Fruits in Bordeleau wines are grown at the sprawling vineyards off the Wicomico Creek in Eden. “The chambourcin variety grows extremely well on this property,” Shelton said. “It is an East Coast variety.”

If 2008 was a good year, wait until judges taste wines from 2009 through 2020, he said. “I wouldn’t say that I’d win year after year, but I will try to,” said Shelton, surveying more than a dozen medals that drape several of bottles on a shelf.

“It is not easy to win,” he said. “I’ve won more silver and bronze and less gold.”

Some wine labels have lot numbers, which references the total number of wine batches of the same variety bottled.

Said Shelton: “My goal is this: Every year when we bottle wine of the same variety, it is better than the year before. If I keep doing that, the quality of the wine gets better and better.”

He started growing grapes at Bordeleau since 1999, and was licensed to make wine in 2006. The business expanded in 2008 with the opening of a tasting room and private spaces that annually host hundreds of local and visiting wine tasters, as well as occasions as bridal showers.

Tourists from Connecticut stopped by in mid-September to sample a bottle of white wine. They delivered the “unvarnished truth” about their Bordeleau experience:

“It’s great sitting out here. It’s beautiful,” said Sandy Poirier, who lives in Simsbury, Connecticut. “I’m taking home the cork as a remembrance.”

She and husband, Dave, and traveling companions Phillip and Peggy Nolan of Windsor, Connecticut, sat next to a walnut tree on the lawn of the tasting room on Wicomico Creek.

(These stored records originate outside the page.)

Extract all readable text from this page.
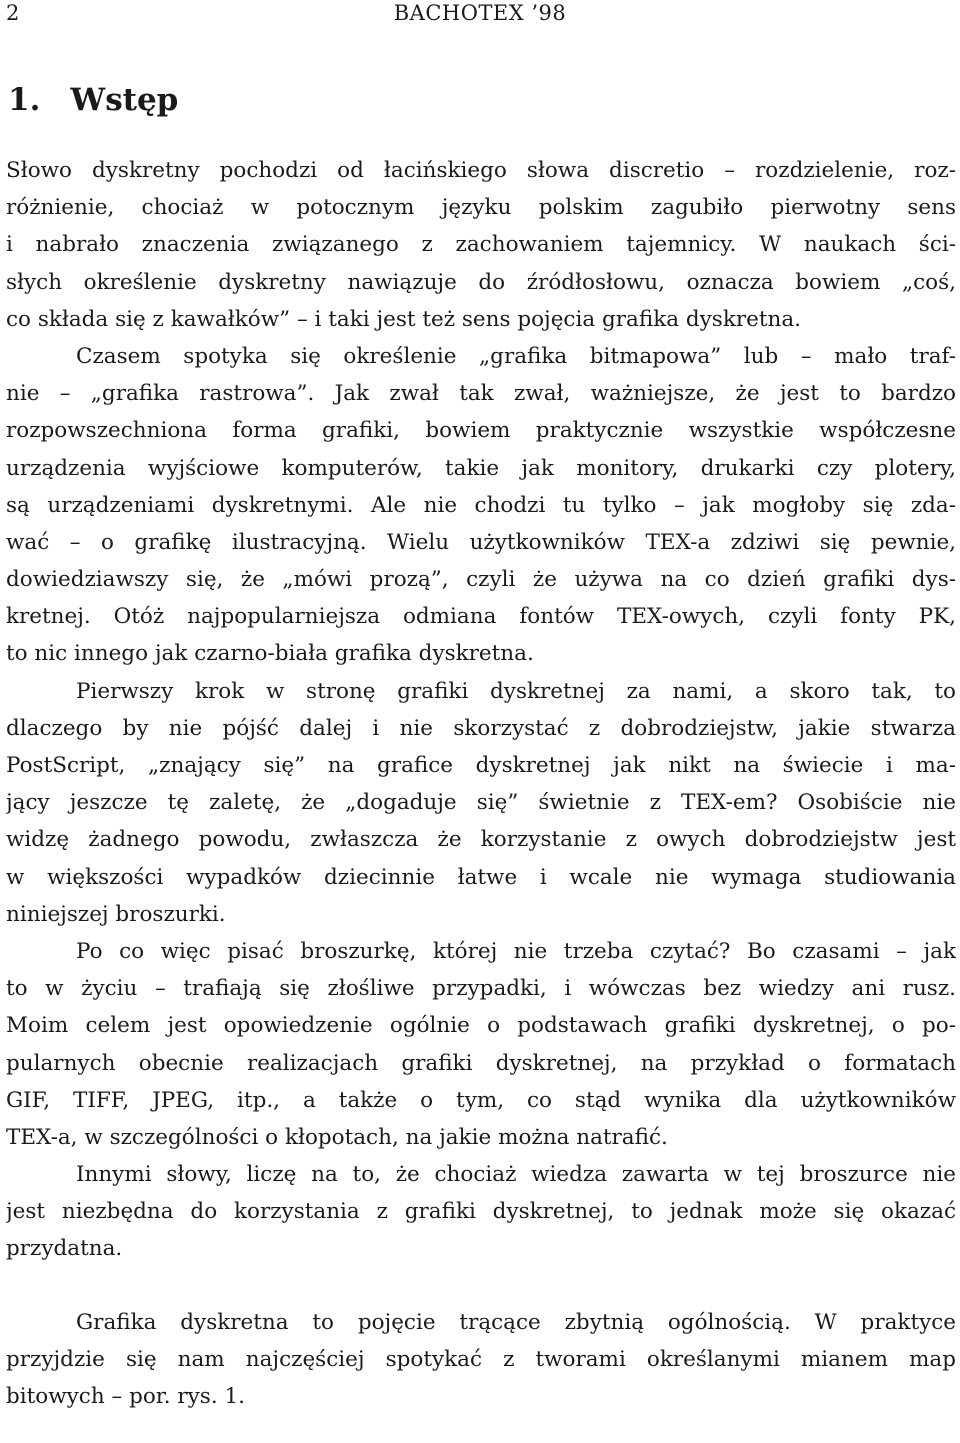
2	BACHOTEX ’98
1. Wstęp
Słowo dyskretny pochodzi od łacińskiego słowa discretio – rozdzielenie, roz-
różnienie, chociaż w potocznym języku polskim zagubiło pierwotny sens
i nabrało znaczenia związanego z zachowaniem tajemnicy. W naukach ści-
słych określenie dyskretny nawiązuje do źródłosłowu, oznacza bowiem „coś,
co składa się z kawałków” – i taki jest też sens pojęcia grafika dyskretna.
Czasem spotyka się określenie „grafika bitmapowa” lub – mało traf-
nie – „grafika rastrowa”. Jak zwał tak zwał, ważniejsze, że jest to bardzo
rozpowszechniona forma grafiki, bowiem praktycznie wszystkie współczesne
urządzenia wyjściowe komputerów, takie jak monitory, drukarki czy plotery,
są urządzeniami dyskretnymi. Ale nie chodzi tu tylko – jak mogłoby się zda-
wać – o grafikę ilustracyjną. Wielu użytkowników TEX-a zdziwi się pewnie,
dowiedziawszy się, że „mówi prozą”, czyli że używa na co dzień grafiki dys-
kretnej. Otóż najpopularniejsza odmiana fontów TEX-owych, czyli fonty PK,
to nic innego jak czarno-biała grafika dyskretna.
Pierwszy krok w stronę grafiki dyskretnej za nami, a skoro tak, to
dlaczego by nie pójść dalej i nie skorzystać z dobrodziejstw, jakie stwarza
PostScript, „znający się” na grafice dyskretnej jak nikt na świecie i ma-
jący jeszcze tę zaletę, że „dogaduje się” świetnie z TEX-em? Osobiście nie
widzę żadnego powodu, zwłaszcza że korzystanie z owych dobrodziejstw jest
w większości wypadków dziecinnie łatwe i wcale nie wymaga studiowania
niniejszej broszurki.
Po co więc pisać broszurkę, której nie trzeba czytać? Bo czasami – jak
to w życiu – trafiają się złośliwe przypadki, i wówczas bez wiedzy ani rusz.
Moim celem jest opowiedzenie ogólnie o podstawach grafiki dyskretnej, o po-
pularnych obecnie realizacjach grafiki dyskretnej, na przykład o formatach
GIF, TIFF, JPEG, itp., a także o tym, co stąd wynika dla użytkowników
TEX-a, w szczególności o kłopotach, na jakie można natrafić.
Innymi słowy, liczę na to, że chociaż wiedza zawarta w tej broszurce nie
jest niezbędna do korzystania z grafiki dyskretnej, to jednak może się okazać
przydatna.
Grafika dyskretna to pojęcie trącące zbytnią ogólnością. W praktyce
przyjdzie się nam najczęściej spotykać z tworami określanymi mianem map
bitowych – por. rys. 1.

The picturesque setting, amid walnut trees and vineyards and a dock trail to tidal waters of the creek, is one of the best seats on the premise, Shelton said.

“A lot of our customers for the tasting room actually come by boat,” he said. “There is a 10-foot depth at the end of the dock. We have regulars that come from the yacht club down the way.”

Right now attention at Bordeleau is on blackberry wine that’s ready to debut for retail in a few weeks. Shelton expects the wine to be better than his blackberry jelly.

“When you win Best in Show and the Maryland Governor’s Cup, you can’t get better than that,” he said. “I didn’t want to be in the winery business unless I could make good wine.”